J’ai découvert la plume de Laura Esquine, autrice indépendante, avec ce roman mêlant urban-fantasy et dystopie qui a clairement su me séduire, Silver Blood. Je ne pouvais donc pas passer à côté de la possibilité de lui poser quelques questions !
Avec Silver Blood tu mêles deux genres de manière très intéressante : l’urban fantasy et la dystopie. D’où t’es venue l’idée initiale du roman et de l’univers ?
Une photo Pinterest et un cosplay vu en salon, histoire vraie^^. J’avais ces deux personnages en tête et j’ai eu envie de leur faire prendre vie. Donc l’option de l’urban fantasy m’a semblé la plus adaptée pour les vampires. Au départ, j’avais envisagé une histoire à notre époque actuelle, mais plus je pensais à mon univers, plus la dystopie est devenue une évidence.

Le personnage d’Ava fonctionne particulièrement bien. Comment l’as-tu conçue ? T’es-tu basée sur des amis à toi, ou bien tu l’as créée à partir de rien ?
Toutes mes héroïnes possèdent une partie de moi, que ce soit un trait de caractère, une peur, ou encore un aspect physique. J’ai donné à Ava, la difficulté de trouver sa place au sein d’une famille ou d’une société. Plus jeune, je m’inventais des histoires pour échapper au quotidien dans lequel je ne me reconnaissais pas, pour m’évader dans des mondes que je pouvais contrôler. J’ai basé Ava sur ça et la différence.

Le périple pour réussir à être visible en tant qu’autrice indépendante n’est pas de tout repos. Pourquoi avoir fait ce choix de mode d’édition ? Et comment parviens-tu à t’en sortir avec toutes les tâches qui te reviennent ?
L’impatience. Je suis très impatiente lol. Quand j’ai terminé le premier jet du tome 1 de Éleria, j’avais envie de le publier.

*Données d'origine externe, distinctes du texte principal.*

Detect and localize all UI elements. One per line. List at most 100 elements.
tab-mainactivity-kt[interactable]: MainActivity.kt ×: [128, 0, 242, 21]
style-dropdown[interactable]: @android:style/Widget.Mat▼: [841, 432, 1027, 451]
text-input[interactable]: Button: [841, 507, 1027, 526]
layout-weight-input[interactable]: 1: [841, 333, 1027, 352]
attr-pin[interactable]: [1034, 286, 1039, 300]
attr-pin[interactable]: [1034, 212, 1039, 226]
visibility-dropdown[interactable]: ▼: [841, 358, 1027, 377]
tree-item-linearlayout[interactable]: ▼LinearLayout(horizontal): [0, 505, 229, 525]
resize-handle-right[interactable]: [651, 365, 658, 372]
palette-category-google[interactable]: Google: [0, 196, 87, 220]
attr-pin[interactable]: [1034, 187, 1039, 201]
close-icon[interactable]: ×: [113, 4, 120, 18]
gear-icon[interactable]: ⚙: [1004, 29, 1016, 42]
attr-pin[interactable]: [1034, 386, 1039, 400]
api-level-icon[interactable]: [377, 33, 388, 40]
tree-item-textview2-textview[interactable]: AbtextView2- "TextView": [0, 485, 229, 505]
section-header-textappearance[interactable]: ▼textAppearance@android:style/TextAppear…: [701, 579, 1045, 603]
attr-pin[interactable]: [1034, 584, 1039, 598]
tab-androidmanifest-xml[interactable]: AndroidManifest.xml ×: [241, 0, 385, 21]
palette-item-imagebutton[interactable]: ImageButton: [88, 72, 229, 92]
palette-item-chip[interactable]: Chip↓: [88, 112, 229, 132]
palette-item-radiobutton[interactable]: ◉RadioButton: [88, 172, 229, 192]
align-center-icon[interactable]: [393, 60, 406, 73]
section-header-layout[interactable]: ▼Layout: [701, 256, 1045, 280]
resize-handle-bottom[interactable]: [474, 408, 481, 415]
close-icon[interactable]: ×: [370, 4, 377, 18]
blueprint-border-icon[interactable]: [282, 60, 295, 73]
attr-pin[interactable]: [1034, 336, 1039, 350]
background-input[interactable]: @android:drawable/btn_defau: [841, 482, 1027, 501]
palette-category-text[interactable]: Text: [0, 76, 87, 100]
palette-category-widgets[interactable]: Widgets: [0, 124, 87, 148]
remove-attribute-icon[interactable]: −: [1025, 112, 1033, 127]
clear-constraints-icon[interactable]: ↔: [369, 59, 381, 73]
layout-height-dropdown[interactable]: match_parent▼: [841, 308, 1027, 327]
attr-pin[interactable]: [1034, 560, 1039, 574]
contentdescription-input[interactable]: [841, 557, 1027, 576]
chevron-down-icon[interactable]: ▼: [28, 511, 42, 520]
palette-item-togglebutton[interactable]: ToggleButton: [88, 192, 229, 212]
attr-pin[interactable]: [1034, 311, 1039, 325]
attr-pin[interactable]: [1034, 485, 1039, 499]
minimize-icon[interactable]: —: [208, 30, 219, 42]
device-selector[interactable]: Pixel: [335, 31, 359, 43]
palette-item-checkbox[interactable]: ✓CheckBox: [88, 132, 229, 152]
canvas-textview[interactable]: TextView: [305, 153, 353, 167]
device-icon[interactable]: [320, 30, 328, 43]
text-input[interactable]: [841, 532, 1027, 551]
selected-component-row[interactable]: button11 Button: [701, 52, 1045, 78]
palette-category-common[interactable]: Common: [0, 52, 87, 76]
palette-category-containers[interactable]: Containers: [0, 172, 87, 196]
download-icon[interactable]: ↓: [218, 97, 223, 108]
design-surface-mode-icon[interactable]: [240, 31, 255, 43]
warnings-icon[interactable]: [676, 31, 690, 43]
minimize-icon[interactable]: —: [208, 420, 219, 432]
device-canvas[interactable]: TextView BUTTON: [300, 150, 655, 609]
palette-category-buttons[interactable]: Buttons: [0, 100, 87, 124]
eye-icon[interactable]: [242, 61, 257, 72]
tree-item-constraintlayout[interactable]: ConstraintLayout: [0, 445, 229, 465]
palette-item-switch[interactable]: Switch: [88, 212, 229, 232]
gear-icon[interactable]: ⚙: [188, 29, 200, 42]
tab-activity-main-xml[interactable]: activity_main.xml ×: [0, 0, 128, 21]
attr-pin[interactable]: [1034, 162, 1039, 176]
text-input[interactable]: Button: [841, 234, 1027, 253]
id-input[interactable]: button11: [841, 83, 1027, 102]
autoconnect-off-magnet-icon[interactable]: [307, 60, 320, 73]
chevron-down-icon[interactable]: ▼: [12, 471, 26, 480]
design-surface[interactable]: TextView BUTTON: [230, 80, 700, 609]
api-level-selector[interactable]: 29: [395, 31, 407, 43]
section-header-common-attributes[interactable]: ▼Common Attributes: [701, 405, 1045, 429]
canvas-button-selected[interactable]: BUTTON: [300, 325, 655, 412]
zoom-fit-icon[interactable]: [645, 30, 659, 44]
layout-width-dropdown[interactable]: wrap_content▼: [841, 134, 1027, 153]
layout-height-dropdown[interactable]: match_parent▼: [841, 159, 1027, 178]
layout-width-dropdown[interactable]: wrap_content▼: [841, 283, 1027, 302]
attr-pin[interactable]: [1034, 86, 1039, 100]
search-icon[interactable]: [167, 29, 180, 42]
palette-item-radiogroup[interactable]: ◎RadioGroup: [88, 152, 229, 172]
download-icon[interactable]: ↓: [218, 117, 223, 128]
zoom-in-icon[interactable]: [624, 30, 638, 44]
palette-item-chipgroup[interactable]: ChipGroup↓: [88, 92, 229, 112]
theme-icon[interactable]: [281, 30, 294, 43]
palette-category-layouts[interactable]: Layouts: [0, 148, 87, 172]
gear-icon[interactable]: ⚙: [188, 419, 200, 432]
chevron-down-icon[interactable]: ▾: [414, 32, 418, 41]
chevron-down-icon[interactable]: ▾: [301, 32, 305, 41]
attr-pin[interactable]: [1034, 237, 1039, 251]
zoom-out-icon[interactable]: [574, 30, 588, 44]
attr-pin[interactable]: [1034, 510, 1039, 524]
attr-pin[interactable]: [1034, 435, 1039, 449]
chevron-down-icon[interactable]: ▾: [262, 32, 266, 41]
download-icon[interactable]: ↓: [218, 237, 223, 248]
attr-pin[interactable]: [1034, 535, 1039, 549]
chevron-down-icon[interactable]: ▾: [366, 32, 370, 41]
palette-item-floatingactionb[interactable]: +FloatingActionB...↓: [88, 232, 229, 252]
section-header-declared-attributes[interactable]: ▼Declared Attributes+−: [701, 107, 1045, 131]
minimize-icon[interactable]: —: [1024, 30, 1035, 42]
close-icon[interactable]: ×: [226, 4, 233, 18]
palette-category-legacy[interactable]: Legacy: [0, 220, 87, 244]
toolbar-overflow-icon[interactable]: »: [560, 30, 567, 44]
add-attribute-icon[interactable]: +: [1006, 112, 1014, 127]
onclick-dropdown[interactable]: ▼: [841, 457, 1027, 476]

On m’a parlé de l’autoédition et je n’ai voulu attendre 6 mois ou 1 an le retour possible d’un éditeur. Alors j’ai choisi cette voie.
Pour le reste, j’organise mes journées en les divisant par tâches. Écriture le matin, puis les tâches administratives en début d’après-midi. Ensuite, les réseaux, puis parfois deuxième session d’écriture le soir. C’est beaucoup de travail et cela demande de la rigueur, pas toujours facile je reconnais.